A Doberman male had turned up at SAMM and judging from photos they had sent me, this guy looked like the part. It’s not common for SAMM to find pure-bred dogs, but this one seemed to be. Kelly Karger, who runs SAMM, says he’s put on 15 pounds since he was rescued in San Luis Rey, one of San Miguel’s poorest neighborhoods. It’s hard to understand why the owners abandoned such a beautiful animal, except they probably had no money to feed him.

Today he showed up and he lived up to the billing: A full-size Doberman indeed, with a chopped-up tail but intact ears, probably weighing about 90 pounds–or about as much as Félix–and a deep growl reminiscent of the rumble of a 1960s muscle car. His mission is to scare off intruders by his menacing presence and bark and he certainly can do that much.

We just won’t tell anyone he also seems to be somewhat of a wuss. Everyone was a bit apprehensive how the Doberman would react to our two dogs, Lucy and Gladys, and Félix’s Luiso and Palomita. But when they all met nothing happened except the requisite sniffing of each other’s privates, as in “Hola, how are you, pleasure to meet you, I think.” After that, everyone just took off and started playing. If this guy is not a wuss, he’s certainly a very cordial guard dog.
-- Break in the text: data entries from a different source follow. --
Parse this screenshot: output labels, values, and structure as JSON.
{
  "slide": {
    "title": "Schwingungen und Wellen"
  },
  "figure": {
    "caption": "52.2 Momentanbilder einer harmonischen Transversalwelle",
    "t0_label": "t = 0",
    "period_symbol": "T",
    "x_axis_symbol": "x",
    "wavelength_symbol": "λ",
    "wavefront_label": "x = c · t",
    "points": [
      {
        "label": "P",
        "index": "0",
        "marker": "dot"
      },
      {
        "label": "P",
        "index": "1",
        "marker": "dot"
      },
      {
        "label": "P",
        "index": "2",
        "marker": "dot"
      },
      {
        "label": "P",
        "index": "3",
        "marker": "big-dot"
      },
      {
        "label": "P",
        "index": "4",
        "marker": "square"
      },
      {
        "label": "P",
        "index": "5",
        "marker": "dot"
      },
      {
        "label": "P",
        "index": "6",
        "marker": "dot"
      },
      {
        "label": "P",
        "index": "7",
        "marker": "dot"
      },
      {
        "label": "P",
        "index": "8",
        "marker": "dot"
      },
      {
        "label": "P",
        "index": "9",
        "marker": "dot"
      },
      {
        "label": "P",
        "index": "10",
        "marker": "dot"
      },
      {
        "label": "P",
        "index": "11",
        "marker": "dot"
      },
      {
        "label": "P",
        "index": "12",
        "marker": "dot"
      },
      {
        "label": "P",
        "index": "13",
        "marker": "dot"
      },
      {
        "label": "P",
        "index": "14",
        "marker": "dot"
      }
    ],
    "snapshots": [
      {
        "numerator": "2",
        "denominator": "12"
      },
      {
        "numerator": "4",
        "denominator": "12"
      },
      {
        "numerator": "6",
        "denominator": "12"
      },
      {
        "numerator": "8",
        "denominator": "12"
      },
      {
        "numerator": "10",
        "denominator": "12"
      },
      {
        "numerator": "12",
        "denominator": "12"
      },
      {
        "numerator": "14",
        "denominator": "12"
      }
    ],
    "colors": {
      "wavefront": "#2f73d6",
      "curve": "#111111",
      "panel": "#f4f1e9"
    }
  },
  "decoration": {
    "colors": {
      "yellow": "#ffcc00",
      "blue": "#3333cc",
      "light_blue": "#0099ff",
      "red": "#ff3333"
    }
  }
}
Originally we had named him “Ché” as in Ché Guevara, but then changed it to “Desi”, to go with our female “Lucy.” After I’d started calling him Ché I’d realized both of my parents would turn in their graves if they found out I had named a pet after the loathsome commie revolutionary.

That name doesn’t belong on a pet, my mother would sputter, unless it’s a slimy, disgusting animal, like a weasel, and then you shouldn’t have adopted it at all.

What’s wrong with you son, are you a pinko or something?